Previous research suggested that state-of-the-art AIs could draw logical inferences about the world with up to roughly 90 percent accuracy, suggesting they were making progress at achieving common sense. However, when Ren and his colleagues tested these models, they found even the best AI could generate logically coherent sentences with slightly less than 32 percent accuracy. When it comes to developing common sense, "one thing we care a lot [about] these days in the AI community is employing more comprehensive checklists to look at the behavior of models on multiple dimensions," he says.
7) Math
Chris Philpot
Although conventional computers are good at crunching numbers, AIs "are surprisingly not good at mathematics at all," Berkeley's Hendrycks says. "You might have the latest and greatest models that take hundreds of GPUs to train, and they're still just not as reliable as a pocket calculator."
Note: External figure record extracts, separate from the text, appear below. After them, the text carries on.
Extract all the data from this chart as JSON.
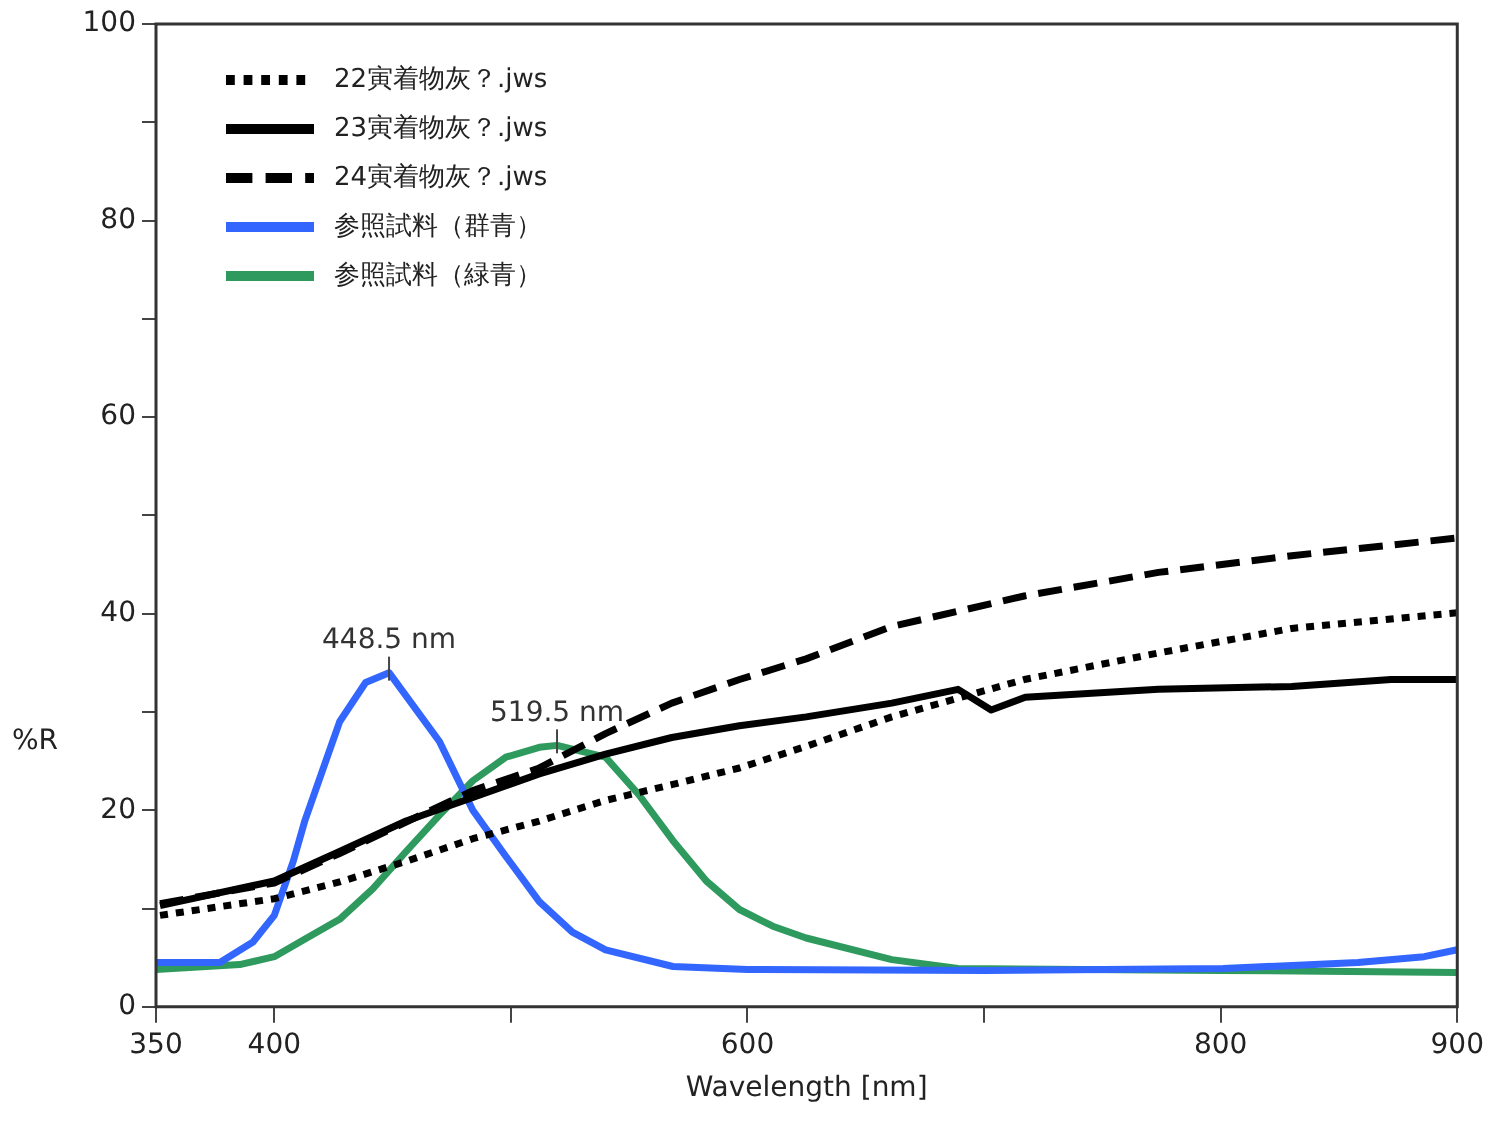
{
  "chart_data": {
    "type": "line",
    "xlabel": "Wavelength [nm]",
    "ylabel": "%R",
    "xlim": [
      350,
      900
    ],
    "ylim": [
      0,
      100
    ],
    "xticks": [
      350,
      400,
      {
        "value": 500,
        "label": null
      },
      600,
      {
        "value": 700,
        "label": null
      },
      800,
      900
    ],
    "yticks": [
      0,
      {
        "value": 10,
        "label": null
      },
      20,
      {
        "value": 30,
        "label": null
      },
      40,
      {
        "value": 50,
        "label": null
      },
      60,
      {
        "value": 70,
        "label": null
      },
      80,
      {
        "value": 90,
        "label": null
      },
      100
    ],
    "grid": false,
    "legend": "top left",
    "marker": "none",
    "series": [
      {
        "name": "22寅着物灰？.jws",
        "color": "#000000",
        "line_style": "dotted",
        "x": [
          351.7,
          400,
          427.6,
          455.7,
          483.9,
          512,
          540,
          568,
          596.6,
          624.8,
          661,
          717,
          773.7,
          830,
          900
        ],
        "values": [
          9.3,
          11,
          12.7,
          14.8,
          17.1,
          18.9,
          21,
          22.6,
          24.3,
          26.5,
          29.5,
          33.3,
          36,
          38.5,
          40.1
        ]
      },
      {
        "name": "23寅着物灰？.jws",
        "color": "#000000",
        "line_style": "solid",
        "x": [
          351.7,
          400,
          427.6,
          455.7,
          483.9,
          512,
          540,
          568,
          596.6,
          624.8,
          661,
          689,
          703,
          717.4,
          773.7,
          830,
          872,
          900
        ],
        "values": [
          10.3,
          12.8,
          15.8,
          18.9,
          21.3,
          23.7,
          25.7,
          27.4,
          28.6,
          29.5,
          30.9,
          32.3,
          30.2,
          31.5,
          32.3,
          32.6,
          33.3,
          33.3
        ]
      },
      {
        "name": "24寅着物灰？.jws",
        "color": "#000000",
        "line_style": "dashed",
        "x": [
          351.7,
          400,
          427.6,
          455.7,
          483.9,
          512,
          540,
          568,
          596.6,
          624.8,
          661,
          717,
          773.7,
          830,
          900
        ],
        "values": [
          10.5,
          12.6,
          15.6,
          18.8,
          22,
          24.3,
          27.8,
          30.9,
          33.3,
          35.4,
          38.7,
          41.8,
          44.2,
          45.9,
          47.7
        ]
      },
      {
        "name": "参照試料（群青）",
        "color": "#3366ff",
        "line_style": "solid",
        "x": [
          350,
          377,
          391,
          400,
          408,
          413,
          427.6,
          438.6,
          448.5,
          469.8,
          483.9,
          497.6,
          512,
          526,
          540,
          568.5,
          600,
          700,
          801,
          858,
          886,
          900
        ],
        "values": [
          4.5,
          4.5,
          6.6,
          9.3,
          14.8,
          19,
          29,
          33,
          34,
          27,
          20,
          15.4,
          10.7,
          7.6,
          5.8,
          4.1,
          3.8,
          3.7,
          3.9,
          4.5,
          5.1,
          5.8
        ]
      },
      {
        "name": "参照試料（緑青）",
        "color": "#2e9a5e",
        "line_style": "solid",
        "x": [
          350,
          385.4,
          400,
          413,
          427.6,
          441.6,
          455.7,
          469.8,
          483.9,
          497.9,
          512,
          519.5,
          540,
          554,
          568.5,
          582.6,
          596.6,
          610.7,
          624.8,
          661,
          689,
          800,
          900
        ],
        "values": [
          3.8,
          4.3,
          5.1,
          6.9,
          8.9,
          12,
          15.8,
          19.5,
          23,
          25.4,
          26.4,
          26.6,
          25.4,
          21.6,
          16.9,
          12.8,
          9.9,
          8.2,
          7,
          4.8,
          3.9,
          3.7,
          3.5
        ]
      }
    ],
    "annotations": [
      {
        "text": "448.5 nm",
        "x": 448.5,
        "y": 34
      },
      {
        "text": "519.5 nm",
        "x": 519.5,
        "y": 26.6
      }
    ]
  }
}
For example, Hendrycks and his colleagues trained an AI on hundreds of thousands of math problems with step-by-step solutions. However, when tested on 12,500 problems from high school math competitions, "it only got something like 5 percent accuracy," he says. In comparison, a three-time International Mathematical Olympiad gold medalist attained 90 percent success on such problems "without a calculator," he adds.
Neural networks nowadays can learn to solve nearly every kind of problem "if you just give it enough data and enough resources, but not math," Hendrycks says. Many problems in science require a lot of math, so this current weakness of AI can limit its application in scientific research, he notes.
It remains uncertain why AI is currently bad at math. One possibility is that neural networks attack problems in a highly parallel manner like human brains, whereas math problems typically require a long series of steps to solve, so maybe the way AIs process data is not as suitable for such tasks, "in the same way that humans generally can't do huge calculations in their head," Hendrycks says. However, AI's poor performance on math "is still a niche topic: There hasn't been much traction on the problem," he adds.